Lisboa, Alameda das Comunidades Portuguesas

fotografia: filipe sousa | 20 setembro 2021


«L'avion est une machine sans doute, mais quel instrument d'analyse! C'est instrument nous fait découvrir le vrai visage de la terre. Les routes, en effet, durant des siècles, nous ont trompés. Nous ressemblions à cette souveraine qui désira visiter ces sujets et connaître s'ils se réjouissaient de son règne. Ses courtisans, afin de l'abuser , dressèrent sur son chemin quelques heureux décors et payèrent des figurants pour y danser. Hors du mince fil conducteur, elle n’entrevit rien de son royanme, et ne sut point qu’au large des campagnes ceux qui mouraient de faim la maudissaient.
Ainsi, cheminions-nous le long des routes sinueuses. Elles évitent les terres stériles, les rocs, les sables, elles épousent les besoins de l’homme et vont de fontaine en Fontaine. Elles conduisent les campagnards de leurs granges aux terres à blé, reçoivent au seuil des étables le bétail encore endormi et le versent, dans l’aube, aux luzernes. Elles joignent ce village à cet autre village, car de l’un à l’autre on se marie. Et si même l’une d’elles s’aventure à franchir un désert, la voilà qui fait vingt détours pour se réjouir des oásis.
Ainsi trompés par leurs inflexions comme par autant d’indulgents mensonges, ayant longé, au cours de nos voyages, tant de terres bien arrosées, tant de vergers, tant de prairies, nous avons longtemps embelli l’image de notre prison.

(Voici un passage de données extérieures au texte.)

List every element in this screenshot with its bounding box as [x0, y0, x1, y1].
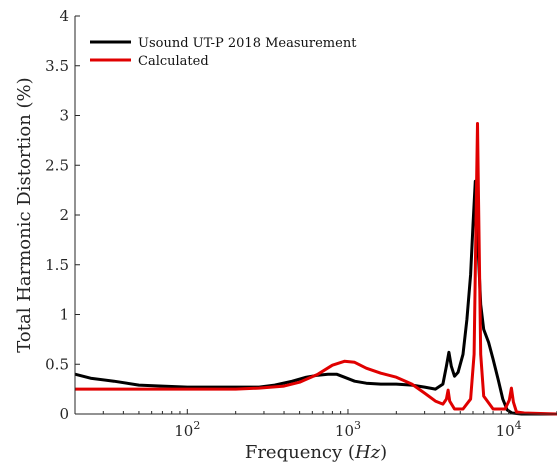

Cette planète, nous l’avons crue humide et tendre.
Mais notre vue s’est aiguisée, et nous avons fait un progrès cruel. Avec l’avion, nous avons appris la ligne droite. A peine avons-nous décollé nous lâchons ces chemins qui s’inclinent vers les abreuvoirs et les étables, ou serpentent de ville en ville. Affranchis désormais  des servitudes bien-aimées, délivrés du besoin des fontaines, nous mettons le cap sur nos buts lontains. Alors seulement, du haut de nos trajectoites rectilignes, nous découvrons le subassement essentiel, l’assise de rocs, de sable, et de sel, où la vie, quelquefois, comme un peu de mousse au creux des ruines, ici et là se hasarde à fleurir.
Nous voilà donc changés en physiciens, en biologistes, examinant ces civilisations qui ornent des fonds de vallées, et, parfois, par miracle, s’épanouissent comme des parcs là où le climat les favorise. Nous voilà donc jugeant l’homme à l’échelle cosmique, l’observant à travers nos hublots, comme à travers des instruments d’étude. Nous voilà relisant notre histoire.»

Antoine de Saint-Exupéry, Terre des Hommes (1939), Éditions Gallimard, 1979, pp. 55-56.